WASHINGTON — NASA has added another asteroid flyby to its Lucy mission later this year that will provide a test of its capabilities for future encounters.
NASA announced Jan. 25 that the spacecraft will fly by the small main-belt asteroid 1999 VD57 on Nov. 1. The project selected that asteroid after one scientist collaborating on the mission, Raphael Marschall of France’s Nice Observatory, compared the spacecraft’s trajectory to the orbits of 500,000 asteroids.
Lucy’s current trajectory will take the spacecraft as close at 64,000 kilometers to the asteroid. The spacecraft will perform a series of maneuvers starting in May to adjust its trajectory so that it will instead pass 450 kilometers from the asteroid.

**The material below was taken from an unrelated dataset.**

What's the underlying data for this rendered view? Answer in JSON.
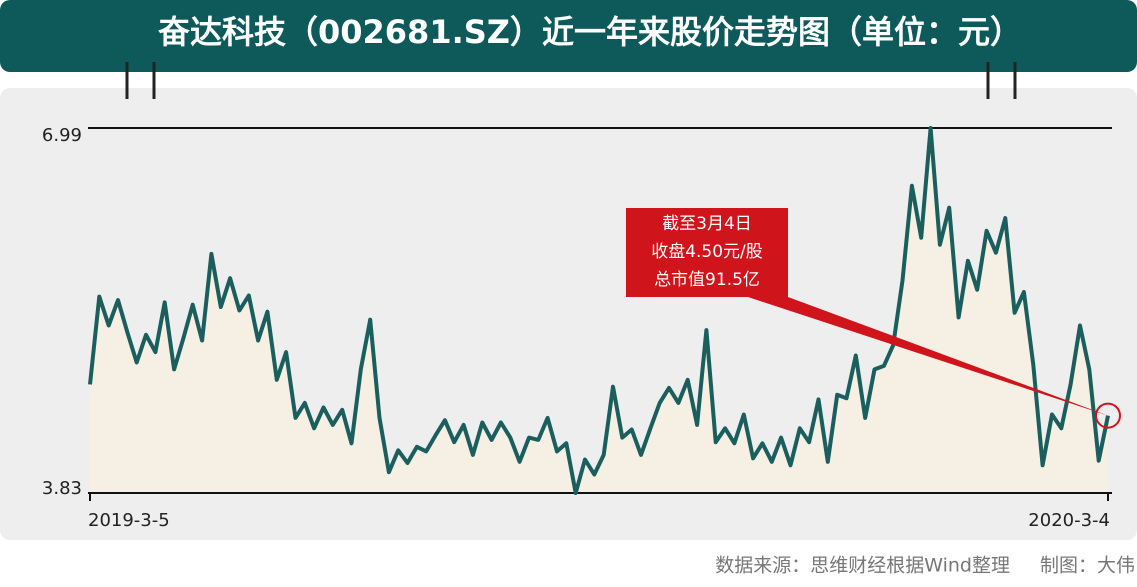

Hal Levison, principal investigator for Lucy at the Southwest Research Institute, said at a Jan. 25 meeting of NASA’s Small Bodies Assessment Group that the mission team has given 1999 VD57 the provisional name of Dinkinesh. That is the Ethiopian name for the Lucy fossil after which the NASA mission is named. The name is pending formal approval by the International Astronomical Union.
Dinkinesh is a S-type asteroid, he said, with a diameter of no more than 800 meters and comparable in size to Bennu, the near Earth asteroid visited by NASA’s OSIRIS-REx mission. It would be the smallest main-belt asteroid that a spacecraft has flown by.
While the flyby will collect images and other data about the asteroid, that is not the primary reason for the close approach. “This is a risk mitigation exercise,” Levison said, focusing on the “terminal tracking system” the spacecraft will use to lock on to the asteroid as it approaches, maximizing the data its instruments collect.
That system has some heritage from past missions but has never been tested in space before. “We decided that it is beneficial to test it out as soon as we can,” he said.
The flyby of Dinkinesh is in addition to another main-belt asteroid, 52246 Donaldjohanson, that it will fly by in 2025. Lucy will then fly by several Trojan asteroids at Jupiter’s distance from the sun between 2027 and 2033.
The Dinkinesh flyby will also test how well it can point at a target given that one of its two large circular solar arrays has not latched into place. “We’re not exactly sure, given that the solar array is not latched, of the pointing stability characteristics of the spacecraft, so this will also help us determine that,” he said.
NASA announced Jan. 19 that it was suspending efforts to fully deploy that solar array after the most recent deployment attempt in December showed only “minimal levels” of progress. The array, the agency said, was nearly fully deployed and appeared to be stable, but did not rule out additional efforts to lock it into place late next year, when the spacecraft makes another Earth flyby.
Levison said that, in the December attempt, there were signs that the array was tensioning, which he said was a positive sign. “It makes us really quite confident that it is safe to fly the mission as-is,” he said.